2. Bankers today are also on a hunt for a rare find: yield. Making a return on investment in an environment of ever-increasing inflation and central bank interventions is a risky endeavour, perhaps akin to Captain Ahab hunting for a white whale named Moby Dick.
3. Technologies with vastly higher efficiencies are making waves and are growing at blistering speeds. To illustrate: a couple months ago, a $100m Bitcoin transaction was made, and it:
- Cleared in a matter of seconds
- Did not make use of any middlemen
- Had zero transaction costs
- Respected the privacy of the participants
- Happened on a sunday
Vastly higher efficiency indeed.
4. Just like with petroleum in the 19th century, the challenger of the status quo:
- Is an unlikely contender
- Has no support from establishment intellectuals
- Is associated with scams and fraud
- Is a volatile sector, with violent price swings and spectacular bankruptcies
- Features both horrible and super high quality products (‘standard oil’ was named such to indicate a certain standard in quality)

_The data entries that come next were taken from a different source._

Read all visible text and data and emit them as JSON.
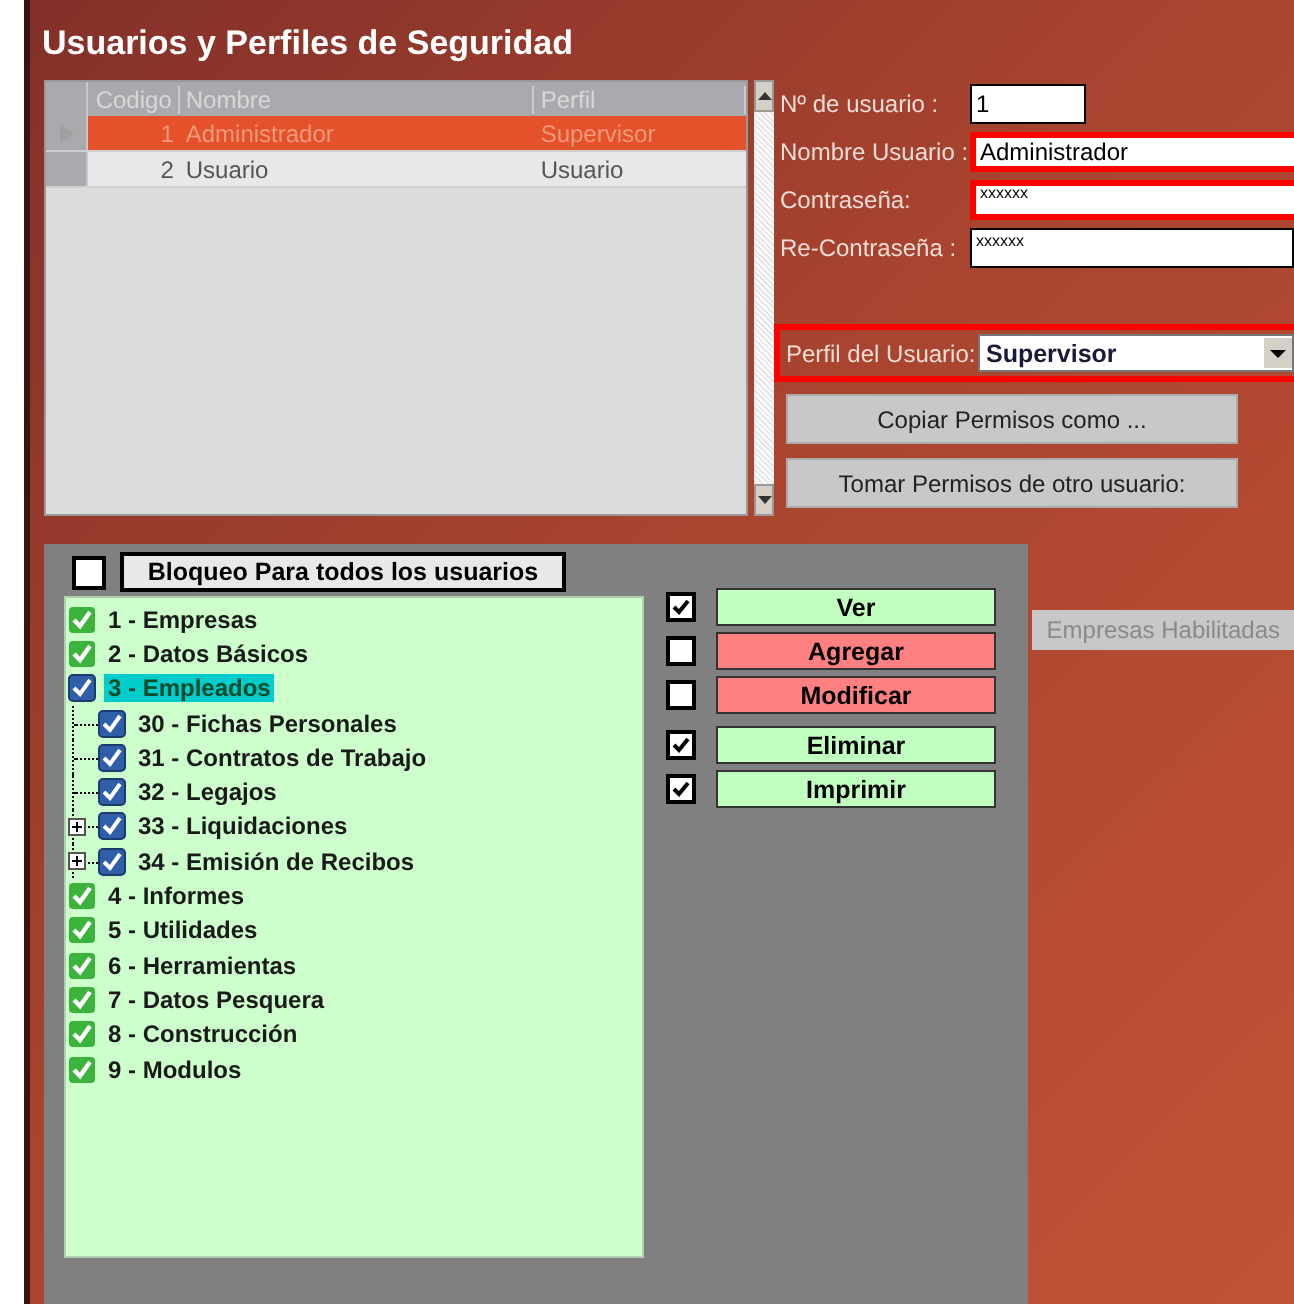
{
  "window": {
    "title": "Usuarios y Perfiles de Seguridad"
  },
  "users_table": {
    "columns": [
      "Codigo",
      "Nombre",
      "Perfil"
    ],
    "rows": [
      {
        "cells": [
          "1",
          "Administrador",
          "Supervisor"
        ],
        "selected": true
      },
      {
        "cells": [
          "2",
          "Usuario",
          "Usuario"
        ],
        "selected": false
      }
    ]
  },
  "fields": [
    {
      "label": "Nº de usuario :",
      "value": "1",
      "kind": "short",
      "highlighted": false
    },
    {
      "label": "Nombre Usuario :",
      "value": "Administrador",
      "kind": "text",
      "highlighted": true
    },
    {
      "label": "Contraseña:",
      "value": "xxxxxx",
      "kind": "password",
      "highlighted": true
    },
    {
      "label": "Re-Contraseña :",
      "value": "xxxxxx",
      "kind": "password",
      "highlighted": false
    }
  ],
  "profile": {
    "label": "Perfil del Usuario:",
    "value": "Supervisor",
    "highlighted": true
  },
  "action_buttons": [
    "Copiar Permisos como ...",
    "Tomar Permisos de otro usuario:"
  ],
  "block_all": {
    "label": "Bloqueo Para todos los usuarios",
    "checked": false
  },
  "tree": [
    {
      "label": "1 - Empresas",
      "checked": true,
      "selected": false
    },
    {
      "label": "2 - Datos Básicos",
      "checked": true,
      "selected": false
    },
    {
      "label": "3 - Empleados",
      "checked": true,
      "selected": true,
      "children": [
        {
          "label": "30 - Fichas Personales",
          "checked": true,
          "selected": false,
          "collapsed": false
        },
        {
          "label": "31 - Contratos de Trabajo",
          "checked": true,
          "selected": false,
          "collapsed": false
        },
        {
          "label": "32 - Legajos",
          "checked": true,
          "selected": false,
          "collapsed": false
        },
        {
          "label": "33 - Liquidaciones",
          "checked": true,
          "selected": false,
          "collapsed": true
        },
        {
          "label": "34 - Emisión de Recibos",
          "checked": true,
          "selected": false,
          "collapsed": true
        }
      ]
    },
    {
      "label": "4 - Informes",
      "checked": true,
      "selected": false
    },
    {
      "label": "5 - Utilidades",
      "checked": true,
      "selected": false
    },
    {
      "label": "6 - Herramientas",
      "checked": true,
      "selected": false
    },
    {
      "label": "7 - Datos Pesquera",
      "checked": true,
      "selected": false
    },
    {
      "label": "8 - Construcción",
      "checked": true,
      "selected": false
    },
    {
      "label": "9 - Modulos",
      "checked": true,
      "selected": false
    }
  ],
  "permissions": [
    {
      "label": "Ver",
      "checked": true
    },
    {
      "label": "Agregar",
      "checked": false
    },
    {
      "label": "Modificar",
      "checked": false
    },
    {
      "label": "Eliminar",
      "checked": true
    },
    {
      "label": "Imprimir",
      "checked": true
    }
  ],
  "side_tab": {
    "label": "Empresas Habilitadas"
  }
}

In other words, cryptocurrency entrepreneurs are operating in a wild west environment, just like in the early days of petroleum.
5. Cryptocurrency companies are beginning to snatch away the brightest minds in banking.
Just like the whale oil and petroleum industries had similarities, both the bitcoin and the legacy banking industries are dealing with digital currencies – so there are obvious opportunities for bankers who want to create value in the new economy.
Are these intriguing parallels showing us the way forward for the world of money and banking? Are they showing us that Bitcoin is bound to become the new world reserve currency?
We cannot know for sure, but what they do tell us loud and clear is this: don’t take the status quo for granted.
Challenges and opportunities going forward
Let me close with a couple of thoughts on what the challenge and opportunity is here.
Basically what we see is that the upcoming cryptographic technologies have taken the game of money and banking to a new level. The old rules apply to an ever smaller extent.
Here is what customers will increasingly demand going forward:
- Control & flexibility: just like Steve Jobs set a new standard with his ‘1000 songs in my pocket’ iPod, customers will not be satisfied with less than ‘a bank in my pocket’
- Deposit banking with high transparency: now that verifiable reserve audits are a possibility, they will grow out to become the new standard
- Lending and borrowing brokerage as a separate service. In the absence of a central bank to bail out deposit banks, there is no benefit to increasing the risk of fraud and insolvency by blending these two traditionally independent industries. This is what we already see in bitcoin today
- 100% predictable monetary policy: men with beards uttering greenspeak don’t cut it anymore, people will want financial systems where they don’t have to trust a secretive, centralised institution
- Finally people will demand antifragility: they won’t accept a central point of failure. Sure, maybe today they do still, but after the next big banking crisis many of them will change their minds
This is the new reality we live in.
And what an opportunity it represents. For the first time in history, we are able to build a robust and low cost financial system from which the entire world can benefit.
And what an opportunity for the Netherlands. Bitcoin adoption is among the highest in the world right here, and there’s a wealth of entrepreneurial knowledge and creativity ready to take things to the next level.
All the knowledge is present to make this place into the Silicon Valley of money 2.0, into the Hong Kong of 21st century banking.
Just like the Bank of Amsterdam was central for the Dutch golden century, cryptocurrency could be key for a new era of prosperity here in the low lands. So let us not be afraid of this revolution, but instead embrace it.